From: Robert W. L. <rw...@bu...> - 2013-11-01 19:37:40
|
Hi, I am so glad that dmtcp is around because my blcr jobs no longer seem to be working. I have finally finished integrating dmtcp into my batch job manager and I have some hopefully useful feedback. Some of my code relies on customizations to our copy of dmtcp. I'm not sure if they've gotten incorporated into the distribution, but if they have, then you may ignore this: 1. Ability to put the PID into a file (supporting restarts as well when not restoring the PID). 2. Ability to take STDOUT and STDERR files as parameters so that the STDOUT and STDERR of the dmtcp software can be kept separate from the outputs of the process. 3. For my own tracking purposes, I supply a new checkpoint directory upon restart. However in order for me to supply the correct .dmtcp files, I need to parse them out of the script stored in the previous checkpoint directory. It would be nice if instead, the .dmtcp checkpoint files were kept in the directory I provide upon restart. If 1 is implemented, this will us to monitor progress of the job and end early if it is determined to have finished before the checkpoint time.
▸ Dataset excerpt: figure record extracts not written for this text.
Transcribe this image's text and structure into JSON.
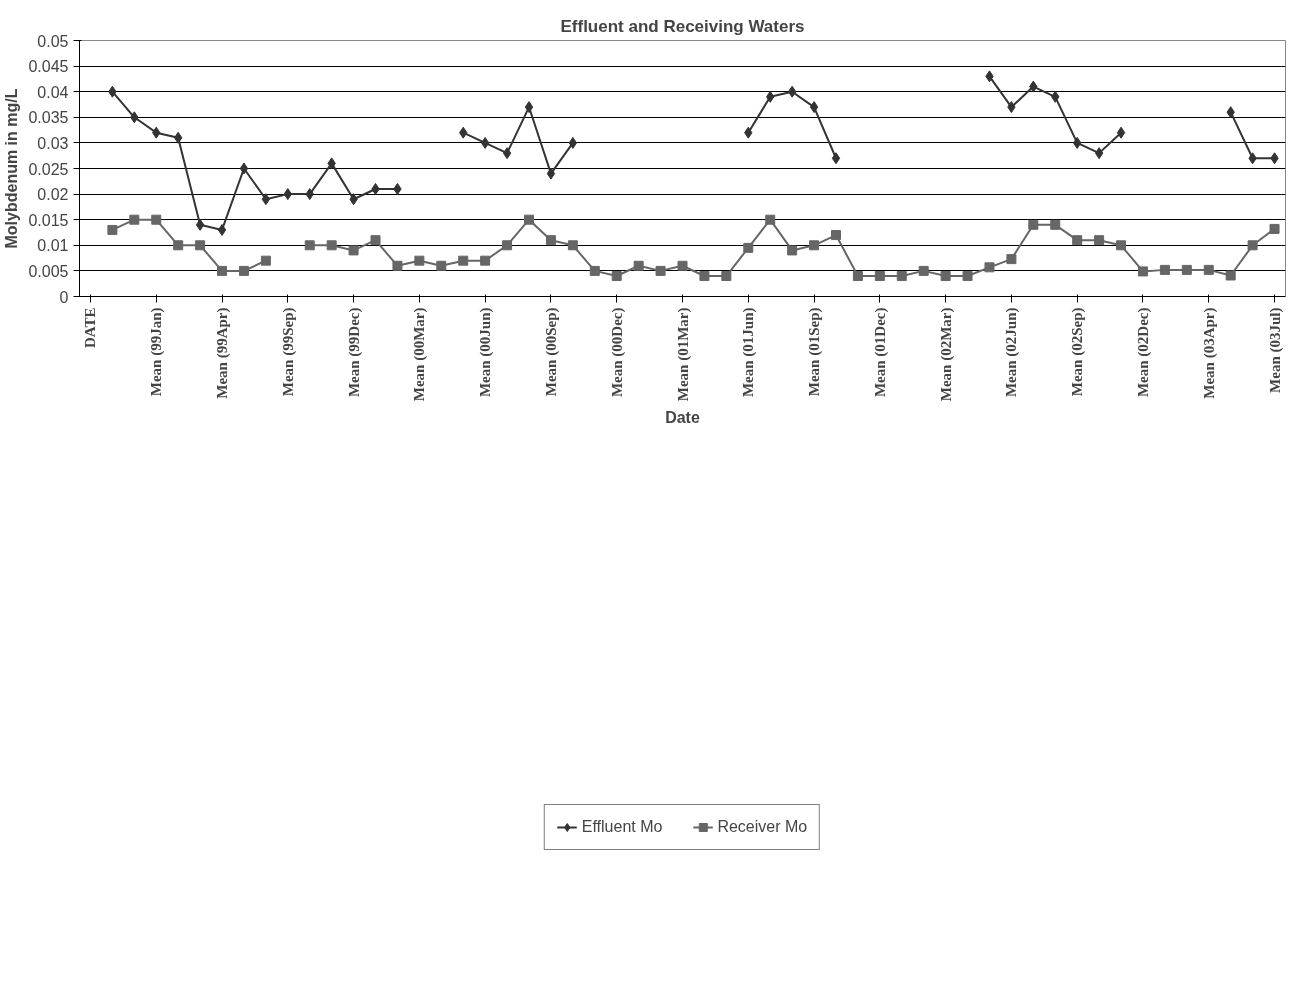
{
  "chart_data": {
    "type": "line",
    "title": "Effluent and Receiving Waters",
    "xlabel": "Date",
    "ylabel": "Molybdenum in mg/L",
    "categories": [
      "DATE",
      null,
      null,
      "Mean (99Jan)",
      null,
      null,
      "Mean (99Apr)",
      null,
      null,
      "Mean (99Sep)",
      null,
      null,
      "Mean (99Dec)",
      null,
      null,
      "Mean (00Mar)",
      null,
      null,
      "Mean (00Jun)",
      null,
      null,
      "Mean (00Sep)",
      null,
      null,
      "Mean (00Dec)",
      null,
      null,
      "Mean (01Mar)",
      null,
      null,
      "Mean (01Jun)",
      null,
      null,
      "Mean (01Sep)",
      null,
      null,
      "Mean (01Dec)",
      null,
      null,
      "Mean (02Mar)",
      null,
      null,
      "Mean (02Jun)",
      null,
      null,
      "Mean (02Sep)",
      null,
      null,
      "Mean (02Dec)",
      null,
      null,
      "Mean (03Apr)",
      null,
      null,
      "Mean (03Jul)"
    ],
    "series": [
      {
        "name": "Effluent Mo",
        "color": "#333333",
        "marker": "diamond",
        "values": [
          null,
          0.04,
          0.035,
          0.032,
          0.031,
          0.014,
          0.013,
          0.025,
          0.019,
          0.02,
          0.02,
          0.026,
          0.019,
          0.021,
          0.021,
          null,
          null,
          0.032,
          0.03,
          0.028,
          0.037,
          0.024,
          0.03,
          null,
          null,
          null,
          null,
          null,
          null,
          null,
          0.032,
          0.039,
          0.04,
          0.037,
          0.027,
          null,
          null,
          null,
          null,
          null,
          null,
          0.043,
          0.037,
          0.041,
          0.039,
          0.03,
          0.028,
          0.032,
          null,
          null,
          null,
          null,
          0.036,
          0.027,
          0.027
        ]
      },
      {
        "name": "Receiver Mo",
        "color": "#666666",
        "marker": "square",
        "values": [
          null,
          0.013,
          0.015,
          0.015,
          0.01,
          0.01,
          0.005,
          0.005,
          0.007,
          null,
          0.01,
          0.01,
          0.009,
          0.011,
          0.006,
          0.007,
          0.006,
          0.007,
          0.007,
          0.01,
          0.015,
          0.011,
          0.01,
          0.005,
          0.004,
          0.006,
          0.005,
          0.006,
          0.004,
          0.004,
          0.0095,
          0.015,
          0.009,
          0.01,
          0.012,
          0.004,
          0.004,
          0.004,
          0.005,
          0.004,
          0.004,
          0.0057,
          0.0073,
          0.014,
          0.014,
          0.011,
          0.011,
          0.01,
          0.0049,
          0.0052,
          0.0052,
          0.0052,
          0.0041,
          0.01,
          0.0132
        ]
      }
    ],
    "ylim": [
      0,
      0.05
    ],
    "yticks": [
      0,
      0.005,
      0.01,
      0.015,
      0.02,
      0.025,
      0.03,
      0.035,
      0.04,
      0.045,
      0.05
    ],
    "grid": "y",
    "legend": "bottom",
    "line_style": "solid"
  }
}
Also, using this in combination with lsof, it allows us to automatically track the growth of output files. If 2 is implemented, I imagine this would mean that you would no longer have to store separate output files and merge them after completion. Restarts would no longer need to supply the output file(s) for the running process. I can see why some people would prefer separate output files 3 is not as important to me. But it would also allow me to delete previous checkpoint directories if I decide I don't need them anymore. I also wouldn't have to worry about keeping my software up to date if the format of the .sh script changed - breaking my parser. I suppose an alternative to this would be to supply the .dmtcp file locations associated with each run in another output file akin to the port and PID files. Rob |